全国35館で上映中の劇場アニメ『宇宙戦艦ヤマト2202 愛の戦士たち』第6章「回生篇」の上映記念舞台挨拶が3日、新宿ピカデリーで開催され、声優の山寺宏一、細谷佳正、黒沢ともよ、中村繪里子、小宮有紗らが登壇した。
今回からヤマトに参加した日下部うらら役の小宮さんは、周囲のベテランに囲まれて「すごく歴史のある作品で光栄なのですが、こんなに素晴らしいキャストの方々ばかりの作品になぜ私が?」と落ち着かない様子だったが、羽原信義監督はスーパー戦隊シリーズの『特命戦隊ゴーバスターズ』に出演していた小宮さんを見て知っていたそうで、「発声が素晴らしいと思っていた。以前ちらっとお会いしたときに声優の仕事に興味があるという話をうかがっていたので、そういえば!と思ってオファーさせていただきました」と説明した。小宮さんは「やりたい!と言っていたことがかなった。やっぱり口に出したほうが夢は叶うんだなと、いま実感しました」と喜んだ。
デスラー役の山寺宏一さんは、今章のエンディング主題歌『大いなる和』も担当しており、この日初めて大勢の観客の前で生歌を披露した。今回歌手として起用されたことについて山寺さんは、「なぜ私が?とビックリしました。デスラーのキャラソングじゃないのかと思いました」と意外だったそうだが、羽原監督は彼の歌声に惚れ込んでオファーしたことを明かした。伸びやかな歌声で客席を包み込むように魅了した山寺さんは歌い終えると「数十年やってきてこんなに緊張したことはなかった」と胸をなで下ろした。
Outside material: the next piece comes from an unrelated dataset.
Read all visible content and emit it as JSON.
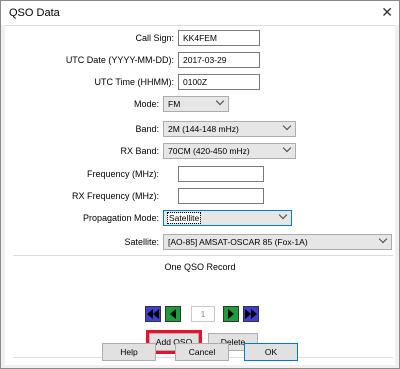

司会を務めた桐生御影役の中村さんから「作品のテーマである“愛”について感じたことは?」という質問を投げられた市瀬美奈役の黒沢さんが、「初めてレギュラーでアテレコをしたときに緊張でいっぱいだったのを、先輩の細谷さんが“大丈夫!”って、何度も励ましてくれて、愛を感じました」と答えると、山寺さんは「なんで、いま歌う前に僕に言ってくれなかったの?」と加藤三郎役の細谷さんに言い寄って客席を笑わせた。
最後にあいさつを求められた山寺さんは、8月に6章の収録半ばで亡くなられた土方竜役の石塚運昇さんに触れ、「運昇さんの、土方としての最後のセリフは『頼む』でした。我々に“これからも頑張れよ”と、“これからのヤマトを任せたぞ”と言っているように感じました。その運昇さんに報いるためにも、僕たちは頑張ろうと思いました」と想いを明かした。土方竜役は石塚さんに代わり、楠見尚己さんがあとを継いで演じている。
本作は1978年に公開された『さらば宇宙戦艦ヤマト 愛の戦士たち』をベースに2017年2月より7章に渡って順次公開されている。今年10月からはあとを追いかける形でテレビシリーズの放映も開始されている。最終章『新星篇』は19年3月1日に公開予定。